This entry was posted on terça-feira, junho 8 at terça-feira, junho 08, 2010 and is filed under . You can follow any responses to this entry through the comments feed .

3 Devaneios

Gostei. Gostei mesmo!
Eu, ao contrário de ti, aprendi tudo isso (excepto o Salvé Rainha, que nunca entrou cá dentro da memória nem sei bem orquê; talvez embirração pura e dura!) e muito mais.
Se tal me tornou numa pessoa melhor? Não faço a mínima ideia, mas não me parece que orações repetidas até à exaustão tenham mais validade que um coração bom.
O Pai, o Filho e o Espírito Santo, ou Santíssima Trindade, são as três facetas de uma mesma entidade.
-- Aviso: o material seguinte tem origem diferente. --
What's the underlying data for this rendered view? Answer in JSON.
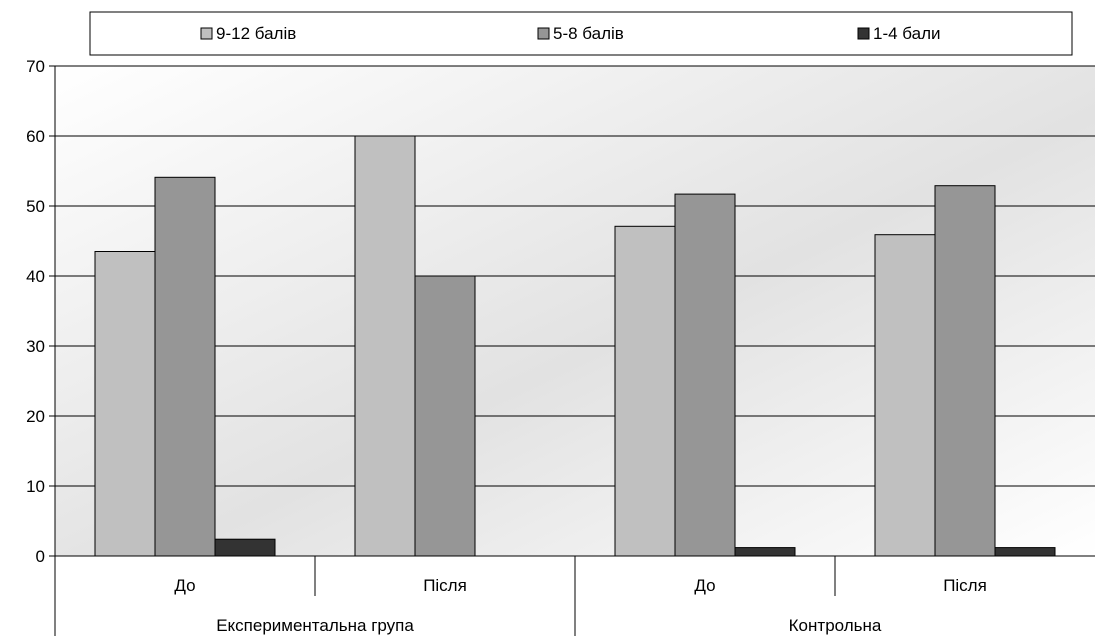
{
  "chart_data": {
    "type": "bar",
    "title": "",
    "xlabel": "",
    "ylabel": "",
    "ylim": [
      0,
      70
    ],
    "y_ticks": [
      0,
      10,
      20,
      30,
      40,
      50,
      60,
      70
    ],
    "grid": true,
    "legend_placement": "top",
    "groups": [
      {
        "label": "Експериментальна група",
        "categories": [
          "До",
          "Після"
        ]
      },
      {
        "label": "Контрольна",
        "categories": [
          "До",
          "Після"
        ]
      }
    ],
    "categories": [
      "До",
      "Після",
      "До",
      "Після"
    ],
    "series": [
      {
        "name": "9-12 балів",
        "color": "#c0c0c0",
        "values": [
          43.5,
          60,
          47.1,
          45.9
        ]
      },
      {
        "name": "5-8 балів",
        "color": "#969696",
        "values": [
          54.1,
          40,
          51.7,
          52.9
        ]
      },
      {
        "name": "1-4 бали",
        "color": "#333333",
        "values": [
          2.4,
          0,
          1.2,
          1.2
        ]
      }
    ]
  }
}
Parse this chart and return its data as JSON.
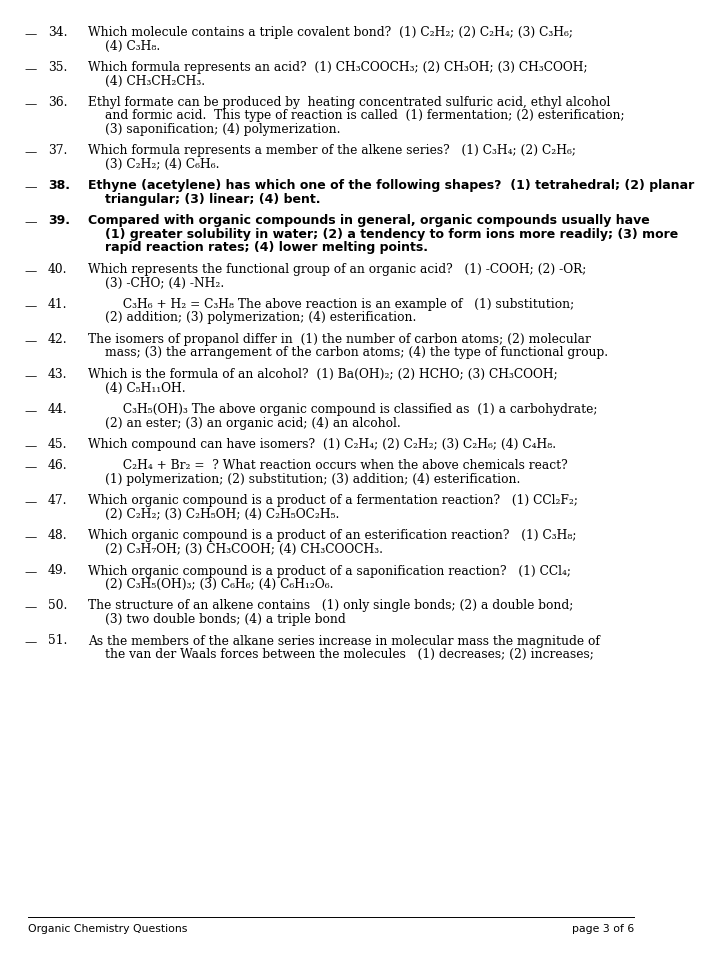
{
  "bg_color": "#ffffff",
  "text_color": "#000000",
  "footer_font_size": 8.0,
  "questions": [
    {
      "num": "34.",
      "bold": false,
      "lines": [
        "Which molecule contains a triple covalent bond?  (1) C₂H₂; (2) C₂H₄; (3) C₃H₆;",
        "(4) C₃H₈."
      ]
    },
    {
      "num": "35.",
      "bold": false,
      "lines": [
        "Which formula represents an acid?  (1) CH₃COOCH₃; (2) CH₃OH; (3) CH₃COOH;",
        "(4) CH₃CH₂CH₃."
      ]
    },
    {
      "num": "36.",
      "bold": false,
      "lines": [
        "Ethyl formate can be produced by  heating concentrated sulfuric acid, ethyl alcohol",
        "and formic acid.  This type of reaction is called  (1) fermentation; (2) esterification;",
        "(3) saponification; (4) polymerization."
      ]
    },
    {
      "num": "37.",
      "bold": false,
      "lines": [
        "Which formula represents a member of the alkene series?   (1) C₃H₄; (2) C₂H₆;",
        "(3) C₂H₂; (4) C₆H₆."
      ]
    },
    {
      "num": "38.",
      "bold": true,
      "lines": [
        "Ethyne (acetylene) has which one of the following shapes?  (1) tetrahedral; (2) planar",
        "triangular; (3) linear; (4) bent."
      ]
    },
    {
      "num": "39.",
      "bold": true,
      "lines": [
        "Compared with organic compounds in general, organic compounds usually have",
        "(1) greater solubility in water; (2) a tendency to form ions more readily; (3) more",
        "rapid reaction rates; (4) lower melting points."
      ]
    },
    {
      "num": "40.",
      "bold": false,
      "lines": [
        "Which represents the functional group of an organic acid?   (1) -COOH; (2) -OR;",
        "(3) -CHO; (4) -NH₂."
      ]
    },
    {
      "num": "41.",
      "bold": false,
      "lines": [
        "         C₃H₆ + H₂ = C₃H₈ The above reaction is an example of   (1) substitution;",
        "(2) addition; (3) polymerization; (4) esterification."
      ]
    },
    {
      "num": "42.",
      "bold": false,
      "lines": [
        "The isomers of propanol differ in  (1) the number of carbon atoms; (2) molecular",
        "mass; (3) the arrangement of the carbon atoms; (4) the type of functional group."
      ]
    },
    {
      "num": "43.",
      "bold": false,
      "lines": [
        "Which is the formula of an alcohol?  (1) Ba(OH)₂; (2) HCHO; (3) CH₃COOH;",
        "(4) C₅H₁₁OH."
      ]
    },
    {
      "num": "44.",
      "bold": false,
      "lines": [
        "         C₃H₅(OH)₃ The above organic compound is classified as  (1) a carbohydrate;",
        "(2) an ester; (3) an organic acid; (4) an alcohol."
      ]
    },
    {
      "num": "45.",
      "bold": false,
      "lines": [
        "Which compound can have isomers?  (1) C₂H₄; (2) C₂H₂; (3) C₂H₆; (4) C₄H₈."
      ]
    },
    {
      "num": "46.",
      "bold": false,
      "lines": [
        "         C₂H₄ + Br₂ =  ? What reaction occurs when the above chemicals react?",
        "(1) polymerization; (2) substitution; (3) addition; (4) esterification."
      ]
    },
    {
      "num": "47.",
      "bold": false,
      "lines": [
        "Which organic compound is a product of a fermentation reaction?   (1) CCl₂F₂;",
        "(2) C₂H₂; (3) C₂H₅OH; (4) C₂H₅OC₂H₅."
      ]
    },
    {
      "num": "48.",
      "bold": false,
      "lines": [
        "Which organic compound is a product of an esterification reaction?   (1) C₃H₈;",
        "(2) C₃H₇OH; (3) CH₃COOH; (4) CH₃COOCH₃."
      ]
    },
    {
      "num": "49.",
      "bold": false,
      "lines": [
        "Which organic compound is a product of a saponification reaction?   (1) CCl₄;",
        "(2) C₃H₅(OH)₃; (3) C₆H₆; (4) C₆H₁₂O₆."
      ]
    },
    {
      "num": "50.",
      "bold": false,
      "lines": [
        "The structure of an alkene contains   (1) only single bonds; (2) a double bond;",
        "(3) two double bonds; (4) a triple bond"
      ]
    },
    {
      "num": "51.",
      "bold": false,
      "lines": [
        "As the members of the alkane series increase in molecular mass the magnitude of",
        "the van der Waals forces between the molecules   (1) decreases; (2) increases;"
      ]
    }
  ],
  "footer_left": "Organic Chemistry Questions",
  "footer_right": "page 3 of 6"
}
Já escrevi sobre isto algures num blog que visito, por isso não vou repetir-me, até porque já é proverbial a minha mania que sei tudo e não está a apetecer-me criar mais anti-corpos em quem quer que seja. Mas, se tiveres curiosidade, podes ver em http://donodaloja.blogspot.com/search/label/no%20espirito%20da%20coisa%20e%20tal...se%20algu%C3%A9m%20explicar%20a%20cena%20do%20Pai%20ensinou%20a%20gerencia%20agradece
SK

Nota: já agora, deixa-me dizer-te que «Agora e na hora da nossa morte» é do «Avé Maria» e não do «Pai Nosso».

9 de junho de 2010 às 01:26

Eu sempre tive alguma dificuldade em memorizar essas ladaínhas, talvez por isso mesmo a minha preferida seja mesmo o "anjo da guarda", confesso que lá em casa nunca fomos relegiosos a ponto de sermos obrigados a ser isso tudo... tenho as minhas crenças, em hora de despero recorro sempre a "algum ser superior" mas não sou praticante... bjs

9 de junho de 2010 às 17:36

Agora, não... Mas na hora da morte... Muita gente, sim...

Aprendi algumas e por vezes, gosto do murmúrio cadenciado, quase hipnótico de algumas orações.
E quando se ouve o rezar do terço, lembro-me sempre de velas e igrejas escuras e frias e velhotas vestidas de negro com o terço na mão, a correr as contas. E da minha avó, a rezar cristãmente todos os dias enquanto teve saúde, e depois de deixar de ter, a minha tia ligava o rádio na RR e rezava para ela.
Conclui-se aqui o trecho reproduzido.